The only good thing that I can attribute to the corona virus so far is that it is giving me ample time to grow my bangs out without anyone seeing that weird awkward stage where you have to pin it back with a random bobby pin.
This morning I struggled out of bed at 5:30 and made way to the grocery store so I could avoid interacting with people and get there when they open. Also, with the recent closure of the state wine stores I was hoping to restock my quickly dwindling wine supply. But you know what I learned today? Apparently there is a PA law that says no wine sales before 8:00a.m.. 8:00! A.M.! PA residents take note!
Lucy technically had a day off of school today and even though I tried to make up work for her to do she saw right through it and by 10:07a.m. she was bored bored bored. And what I should have done is opened any of the 500 links people have posted online to “keep your kids from getting bored while stuck at home” – we should have mixed up some bath bombs or created giant bubble frame in the back yard but instead I let her watch the Simpson’s – like a dozen episodes of the Simpson’s and if that’s not educational I don’t know what is.
Jason hasn’t been spotted for two days, he went to get something out of the basement on Saturday…

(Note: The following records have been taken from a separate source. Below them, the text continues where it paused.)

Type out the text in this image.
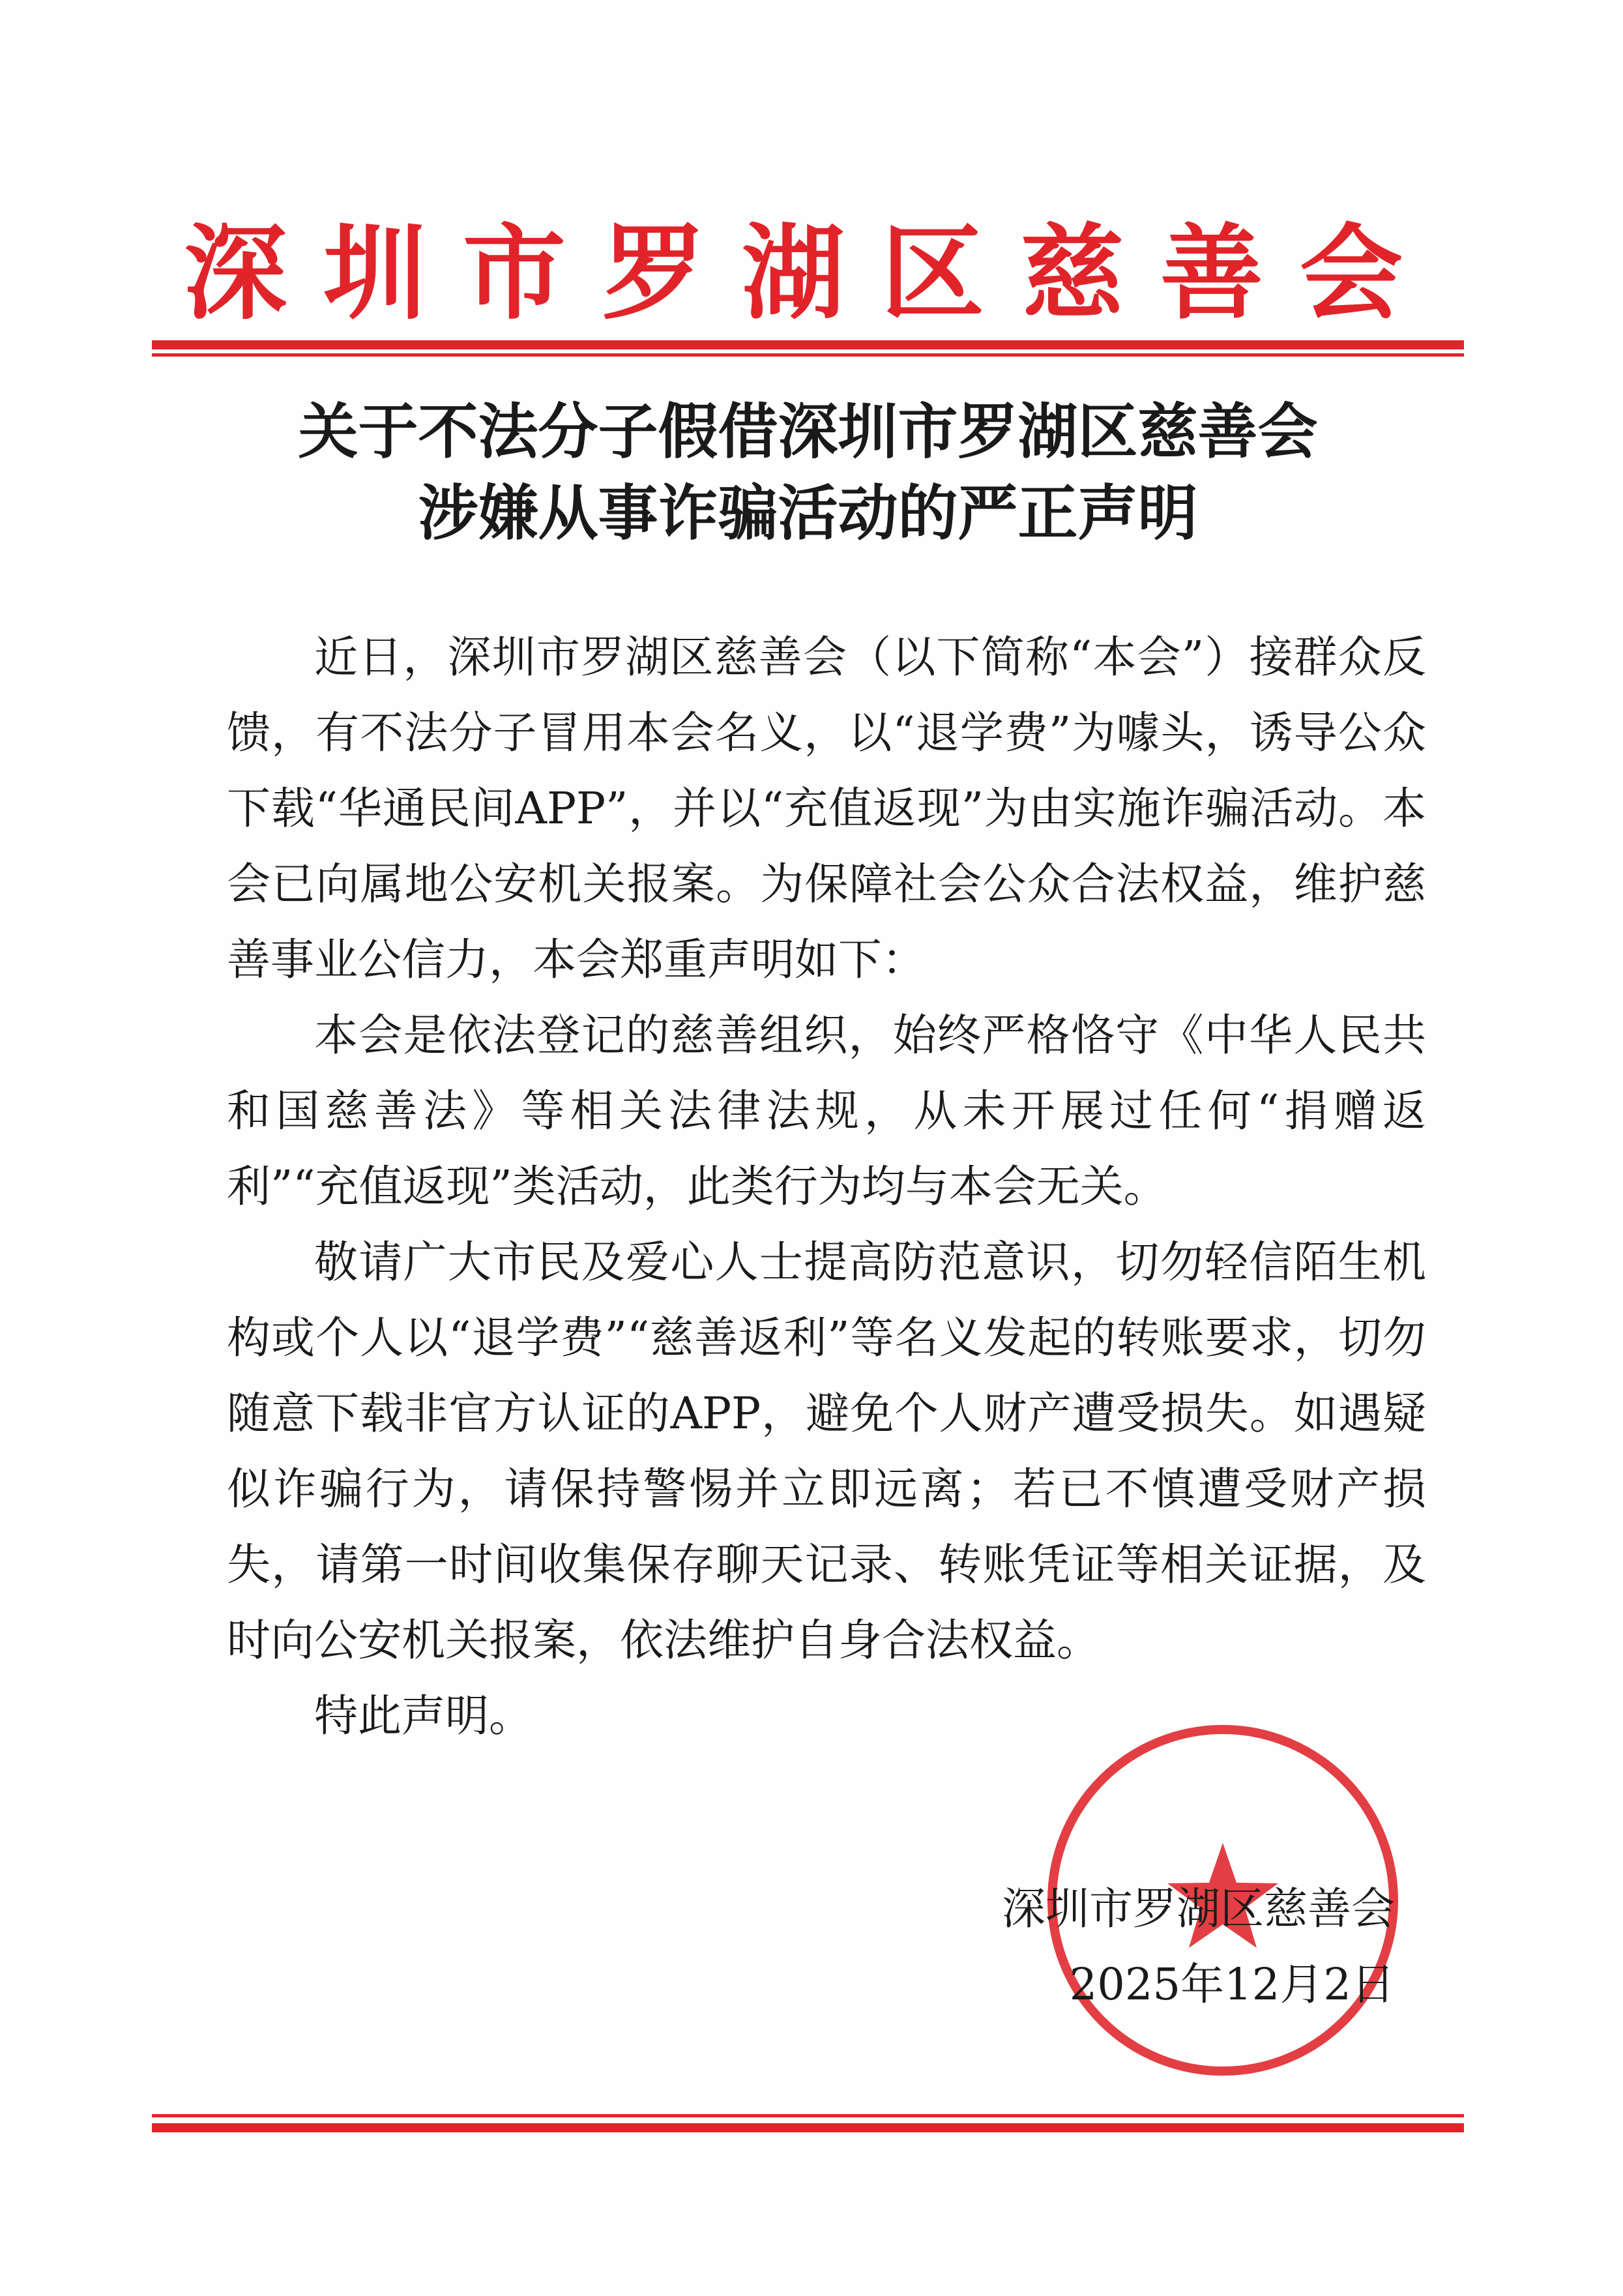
深圳市罗湖区慈善会
关于不法分子假借深圳市罗湖区慈善会
涉嫌从事诈骗活动的严正声明

近日，深圳市罗湖区慈善会（以下简称“本会”）接群众反馈，有不法分子冒用本会名义，以“退学费”为噱头，诱导公众下载“华通民间APP”，并以“充值返现”为由实施诈骗活动。本会已向属地公安机关报案。为保障社会公众合法权益，维护慈善事业公信力，本会郑重声明如下：

本会是依法登记的慈善组织，始终严格恪守《中华人民共和国慈善法》等相关法律法规，从未开展过任何“捐赠返利”“充值返现”类活动，此类行为均与本会无关。

敬请广大市民及爱心人士提高防范意识，切勿轻信陌生机构或个人以“退学费”“慈善返利”等名义发起的转账要求，切勿随意下载非官方认证的APP，避免个人财产遭受损失。如遇疑似诈骗行为，请保持警惕并立即远离；若已不慎遭受财产损失，请第一时间收集保存聊天记录、转账凭证等相关证据，及时向公安机关报案，依法维护自身合法权益。

特此声明。

深圳市罗湖区慈善会
2025年12月2日
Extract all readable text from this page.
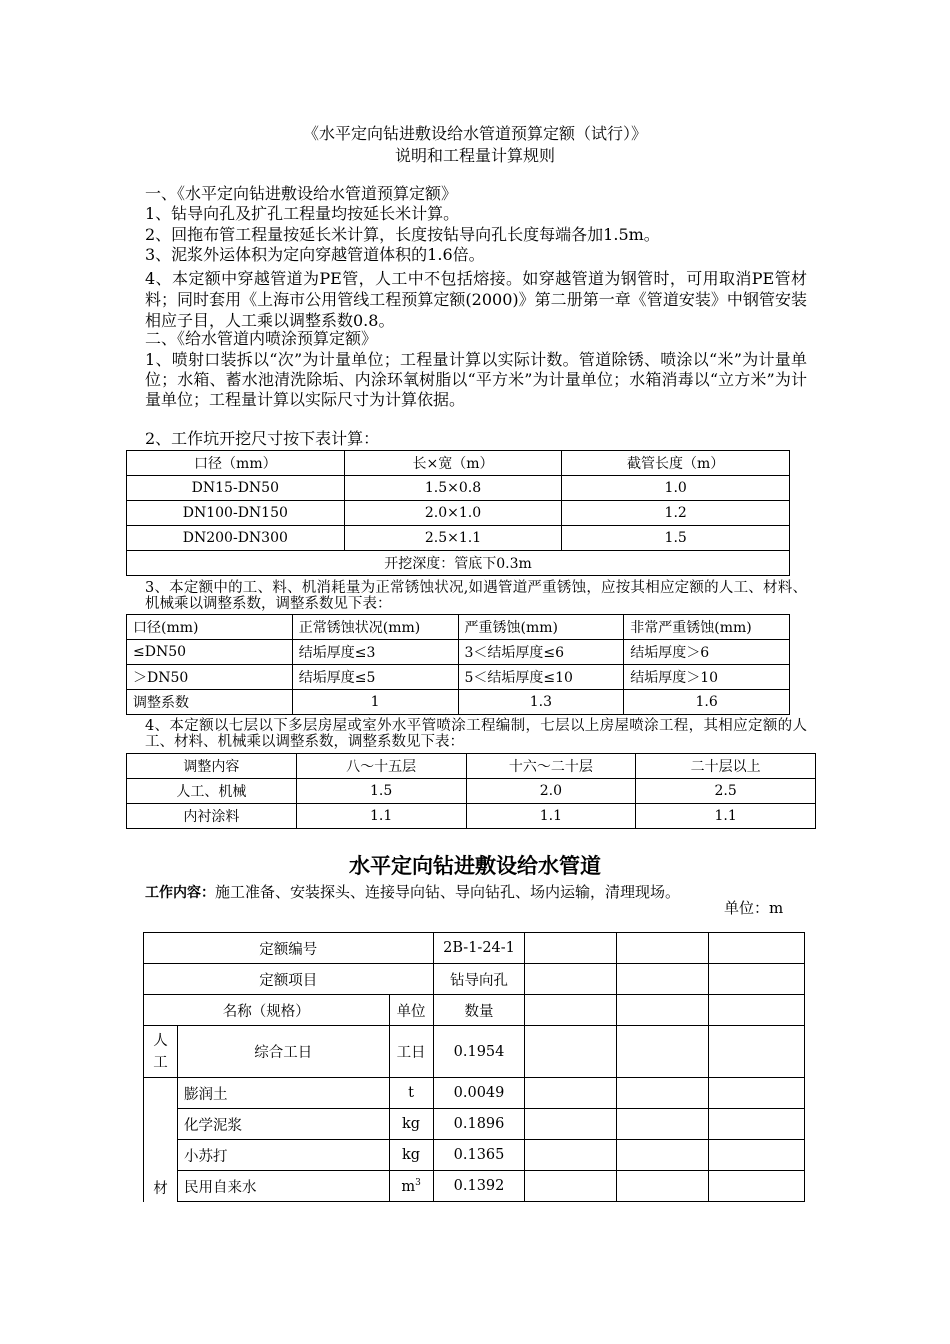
《水平定向钻进敷设给水管道预算定额（试行）》
说明和工程量计算规则
一、《水平定向钻进敷设给水管道预算定额》
1、钻导向孔及扩孔工程量均按延长米计算。
2、回拖布管工程量按延长米计算，长度按钻导向孔长度每端各加1.5m。
3、泥浆外运体积为定向穿越管道体积的1.6倍。
4、本定额中穿越管道为PE管，人工中不包括熔接。如穿越管道为钢管时，可用取消PE管材料；同时套用《上海市公用管线工程预算定额(2000)》第二册第一章《管道安装》中钢管安装相应子目，人工乘以调整系数0.8。
二、《给水管道内喷涂预算定额》
1、喷射口装拆以“次”为计量单位；工程量计算以实际计数。管道除锈、喷涂以“米”为计量单位；水箱、蓄水池清洗除垢、内涂环氧树脂以“平方米”为计量单位；水箱消毒以“立方米”为计量单位；工程量计算以实际尺寸为计算依据。
2、工作坑开挖尺寸按下表计算：
口径（mm）	长×宽（m）	截管长度（m）
DN15-DN50	1.5×0.8	1.0
DN100-DN150	2.0×1.0	1.2
DN200-DN300	2.5×1.1	1.5
开挖深度：管底下0.3m		
3、本定额中的工、料、机消耗量为正常锈蚀状况,如遇管道严重锈蚀，应按其相应定额的人工、材料、机械乘以调整系数，调整系数见下表：
口径(mm)	正常锈蚀状况(mm)	严重锈蚀(mm)	非常严重锈蚀(mm)
≤DN50	结垢厚度≤3	3＜结垢厚度≤6	结垢厚度＞6
＞DN50	结垢厚度≤5	5＜结垢厚度≤10	结垢厚度＞10
调整系数	1	1.3	1.6
4、本定额以七层以下多层房屋或室外水平管喷涂工程编制，七层以上房屋喷涂工程，其相应定额的人工、材料、机械乘以调整系数，调整系数见下表：
调整内容	八～十五层	十六～二十层	二十层以上
人工、机械	1.5	2.0	2.5
内衬涂料	1.1	1.1	1.1
水平定向钻进敷设给水管道
工作内容：施工准备、安装探头、连接导向钻、导向钻孔、场内运输，清理现场。
单位：m
定额编号			2B-1-24-1			
定额项目			钻导向孔			
名称（规格）		单位	数量			
人工	综合工日	工日	0.1954			
材	膨润土	t	0.0049			
	化学泥浆	kg	0.1896			
	小苏打	kg	0.1365			
	民用自来水	$m^3$	0.1392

Yesterday my employer (in an abundance of caution) closed our office and all but essential employees are working remotely until the end of the month – I am far from “essential”. By sheer coincidence I have been working from home since Tuesday, that’s four days and I’m already sick of myself.
I don’t want to get in to the virus and debate over whether or not we are responding correctly, I want to talk about how I tried to buy tampons at target last night and how that aisle was virtually empty. I want to discuss whether the 11 bottles of wine I have is enough to get me through without murdering my family (whom I love very much and don’t really want to kill unless I HAVE to).
Very much like my “updates from the couchside” I’m going to be writing for the next two weeks about how life is “inside the bunker”. Today my husband is home, working in the office – I can hear him on a conference call and I already want to bash his face in for destroying my peace and quiet. Today is day one.